1. El contenido del dogma de la Inmaculada 
La humanidad creada por Dios fue situada en un estado de cercanía con Él. Los dos primeros capítulos del Génesis nos relatan esa familiaridad entre Dios y el hombre. 
Desgraciadamente, el hombre perdió muy pronto esa cercanía como consecuencia del pecado original. Después de pecar, Adán, avergonzado y temeroso, quiso esquivar a Yavéh que le buscaba en aquella triste tarde del pecado primero. (Cfr. Gen. 3, 8) Empeño vano porque Dios lo ve todo y nada hay oculto a sus ojos (Cfr. Gen. 3, 9). Dios lo castigó a él y a su descendencia con la pérdida de la gracia y de los dones que de alguna manera son anejos a ella.
Pero la misericordia de Yavéh brilló también en el encuentro de aquella tarde. Junto al castigo, Dios también les comunicó a Adán y Eva un mensaje de esperanza en la figura del descendiente de una mujer a la que no conseguiría vencer la serpiente (Cfr. Gen. 3, 15)
Esa mujer es María de Nazaret, la madre de Jesús, el Cristo. Precisamente, la enemistad total entre el demonio y la Madre del Mesías, que aparece en el pasaje de la Escritura que hemos citado, es el sentido último del privilegio de la Inmaculada. Al pueblo fiel le repugnó siempre pensar que María hubiera podido estar siquiera un instante bajo la férula de Satanás. 
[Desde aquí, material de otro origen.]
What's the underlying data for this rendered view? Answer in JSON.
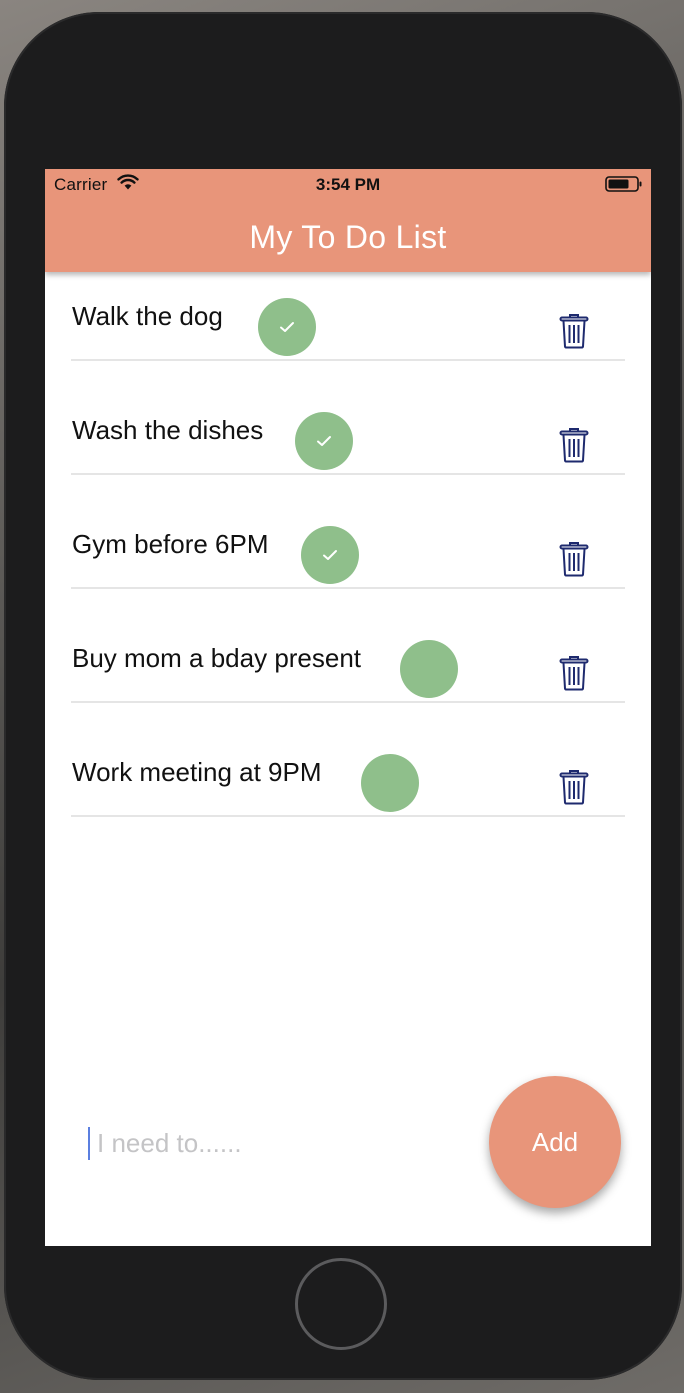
{
  "status_bar": {
    "carrier": "Carrier",
    "time": "3:54 PM"
  },
  "header": {
    "title": "My To Do List",
    "background_color": "#e8957a"
  },
  "todos": [
    {
      "text": "Walk the dog",
      "completed": true
    },
    {
      "text": "Wash the dishes",
      "completed": true
    },
    {
      "text": "Gym before 6PM",
      "completed": true
    },
    {
      "text": "Buy mom a bday present",
      "completed": false
    },
    {
      "text": "Work meeting at 9PM",
      "completed": false
    }
  ],
  "input": {
    "value": "",
    "placeholder": "I need to......"
  },
  "add_button": {
    "label": "Add"
  },
  "colors": {
    "accent": "#e8957a",
    "check": "#8fbf8b",
    "trash": "#1e2a6e"
  },
  "icons": {
    "check": "checkmark-icon",
    "delete": "trash-icon",
    "wifi": "wifi-icon",
    "battery": "battery-icon"
  }
}
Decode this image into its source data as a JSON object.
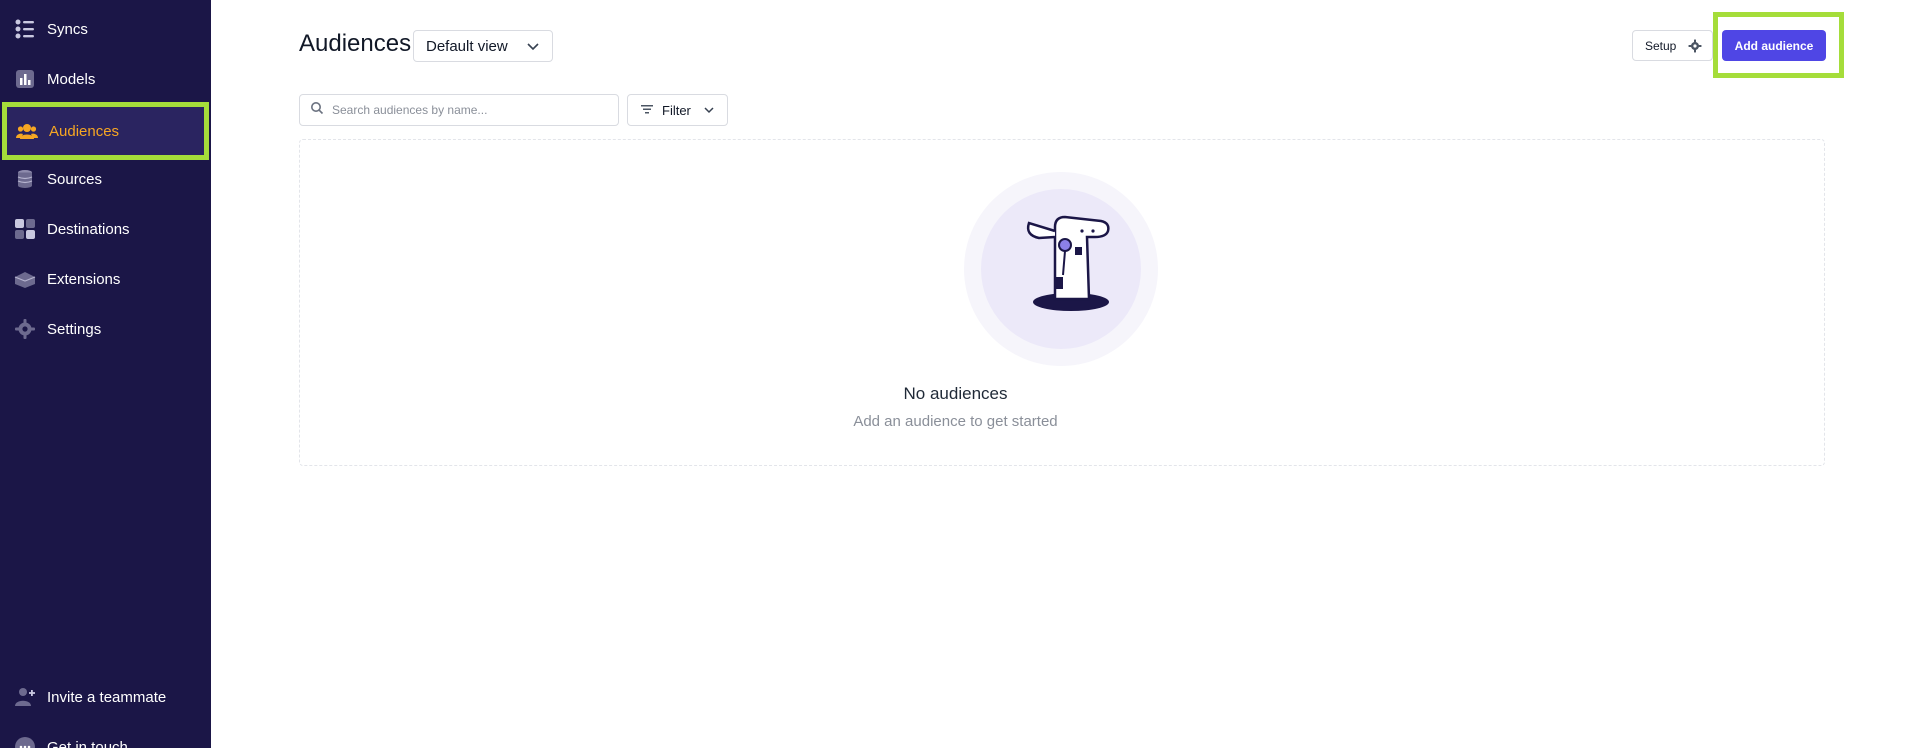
{
  "sidebar": {
    "items": [
      {
        "label": "Syncs",
        "icon": "syncs-icon"
      },
      {
        "label": "Models",
        "icon": "models-icon"
      },
      {
        "label": "Audiences",
        "icon": "audiences-icon",
        "active": true
      },
      {
        "label": "Sources",
        "icon": "sources-icon"
      },
      {
        "label": "Destinations",
        "icon": "destinations-icon"
      },
      {
        "label": "Extensions",
        "icon": "extensions-icon"
      },
      {
        "label": "Settings",
        "icon": "settings-icon"
      }
    ],
    "bottom": [
      {
        "label": "Invite a teammate",
        "icon": "invite-icon"
      },
      {
        "label": "Get in touch",
        "icon": "chat-icon"
      }
    ]
  },
  "header": {
    "title": "Audiences",
    "view_select": "Default view",
    "setup_label": "Setup",
    "add_label": "Add audience"
  },
  "toolbar": {
    "search_placeholder": "Search audiences by name...",
    "filter_label": "Filter"
  },
  "empty_state": {
    "title": "No audiences",
    "subtitle": "Add an audience to get started"
  },
  "colors": {
    "sidebar_bg": "#1b1647",
    "accent": "#4f46e5",
    "active_text": "#f6a623",
    "highlight": "#a5dd3a"
  }
}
El protoevangelio pone las bases para una visión negativa del contenido del dogma de la Inmaculada Concepción de la Virgen: María fue preservada del pecado original. El evangelio va más allá. La primera vez que aparece la Virgen en el evangelio de Lucas, en el episodio de la Anunciación, el ángel no la llama María, sino “llena de gracia”. Juan Pablo II ha subrayado que esa expresión se utiliza en ese pasaje en el lugar que suele ocupar habitualmente el nombre propio de la persona a la que se saluda. El nombre propio de María es “Llena de gracia”: no sólo estuvo libre del pecado en todo momento, sino que estuvo y está todo lo llena de la gracia de Dios que pudo estar.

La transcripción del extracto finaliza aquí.